Particulièrement fidèle dans son récit des événements comme par sa compréhension du dilemme - spirituel autant que sécuritaire - auquel se trouvait confrontée la communauté, le film de Xavier Beauvois "Des hommes et des dieux" (couronné à Cannes) apporte un éclairage lumineux sur les questionnements, les doutes et aussi la simple vie quotidienne des moines dans les derniers mois de leur vie.
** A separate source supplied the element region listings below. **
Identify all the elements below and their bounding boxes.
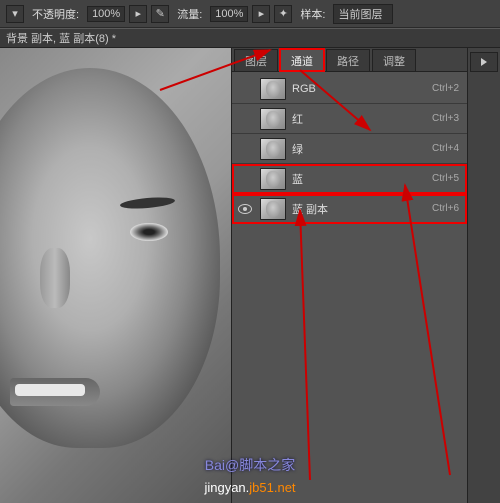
opacity-stepper[interactable]: ▸ — [129, 5, 147, 23]
watermark-url: jingyan.jb51.net — [204, 480, 295, 495]
channel-rgb[interactable]: RGB Ctrl+2 — [232, 74, 467, 104]
channel-shortcut: Ctrl+4 — [432, 143, 463, 154]
channel-name: 绿 — [292, 141, 426, 157]
tool-icon[interactable]: ✦ — [274, 5, 292, 23]
channel-shortcut: Ctrl+2 — [432, 83, 463, 94]
channel-red[interactable]: 红 Ctrl+3 — [232, 104, 467, 134]
channel-name: 蓝 副本 — [292, 201, 426, 217]
visibility-toggle[interactable] — [236, 200, 254, 218]
channel-shortcut: Ctrl+5 — [432, 173, 463, 184]
document-title[interactable]: 背景 副本, 蓝 副本(8) * — [6, 30, 116, 46]
channel-blue[interactable]: 蓝 Ctrl+5 — [232, 164, 467, 194]
panel-tabs: 图层 通道 路径 调整 — [232, 48, 467, 72]
channel-name: 蓝 — [292, 171, 426, 187]
canvas[interactable] — [0, 48, 232, 503]
dropdown-icon[interactable]: ▾ — [6, 5, 24, 23]
channel-thumb — [260, 78, 286, 100]
opacity-label: 不透明度: — [28, 6, 83, 22]
flow-label: 流量: — [173, 6, 206, 22]
tab-channels[interactable]: 通道 — [280, 49, 324, 71]
visibility-toggle[interactable] — [236, 140, 254, 158]
chevron-right-icon — [481, 58, 487, 66]
airbrush-icon[interactable]: ✎ — [151, 5, 169, 23]
flow-value[interactable]: 100% — [210, 6, 248, 22]
tab-paths[interactable]: 路径 — [326, 49, 370, 71]
face-image — [0, 48, 232, 503]
options-bar: ▾ 不透明度: 100% ▸ ✎ 流量: 100% ▸ ✦ 样本: 当前图层 — [0, 0, 500, 28]
eye-icon — [238, 204, 252, 214]
collapsed-panel-dock — [467, 48, 500, 503]
tab-layers[interactable]: 图层 — [234, 49, 278, 71]
tab-adjust[interactable]: 调整 — [372, 49, 416, 71]
visibility-toggle[interactable] — [236, 80, 254, 98]
document-tab-bar: 背景 副本, 蓝 副本(8) * — [0, 28, 500, 48]
channel-shortcut: Ctrl+6 — [432, 203, 463, 214]
flow-stepper[interactable]: ▸ — [252, 5, 270, 23]
channel-name: 红 — [292, 111, 426, 127]
channel-list: RGB Ctrl+2 红 Ctrl+3 绿 Ctrl+4 蓝 Ctrl+5 — [232, 72, 467, 224]
sample-value[interactable]: 当前图层 — [333, 4, 393, 24]
channel-thumb — [260, 108, 286, 130]
channel-green[interactable]: 绿 Ctrl+4 — [232, 134, 467, 164]
channel-thumb — [260, 138, 286, 160]
main-area: 图层 通道 路径 调整 RGB Ctrl+2 红 Ctrl+3 绿 C — [0, 48, 500, 503]
visibility-toggle[interactable] — [236, 170, 254, 188]
channel-shortcut: Ctrl+3 — [432, 113, 463, 124]
panels-column: 图层 通道 路径 调整 RGB Ctrl+2 红 Ctrl+3 绿 C — [232, 48, 467, 503]
channel-blue-copy[interactable]: 蓝 副本 Ctrl+6 — [232, 194, 467, 224]
sample-label: 样本: — [296, 6, 329, 22]
channel-thumb — [260, 198, 286, 220]
watermark-text: Bai@脚本之家 — [205, 455, 295, 475]
expand-panel-button[interactable] — [470, 52, 498, 72]
channel-name: RGB — [292, 83, 426, 95]
opacity-value[interactable]: 100% — [87, 6, 125, 22]
visibility-toggle[interactable] — [236, 110, 254, 128]
channel-thumb — [260, 168, 286, 190]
Il a été saluée par un public considérable mais aussi par le dernier témoin vivant de ces moments douloureux, le Frère Jean-Pierre.
“Des hommes et des dieux“, le film de Xavier Beauvois
“Des hommes et des dieux“, le film de Xavier Beauvois

Frère Jean-Pierre, l'un des deux rescapés

Frère Jean-Pierre est portier de nuit à Tibhirine. C’est lui qui, à 17h30,  verrouille les portes qui ne doivent être réouvertes qu’à 7h30 le lendemain. En cette nuit du 26 au 27 mars 1996, il est 1h15 du matin quand il est tiré de son sommeil par une discussion en arabe dans l’enceinte du monastère. Il reconnaît aussi la voix de Dom Christian le prieur qui parle couramment l’arabe. Lorsque le calme est revenu, frère Amédée sort de sa chambre et retrouve Jean-Pierre à la porterie. Hébétés. Ils ne sont plus que tous les deux. Les sept autres moines ont été enlevés.
Le 26 mai 1996, Frère Jean-Pierre devient successeur de Christian de Chergé, jusqu’en 1999, terme de son mandat, ayant atteint l’âge limite de 75 ans. Il est au monastère Notre-Dame de l’Atlas au Maroc.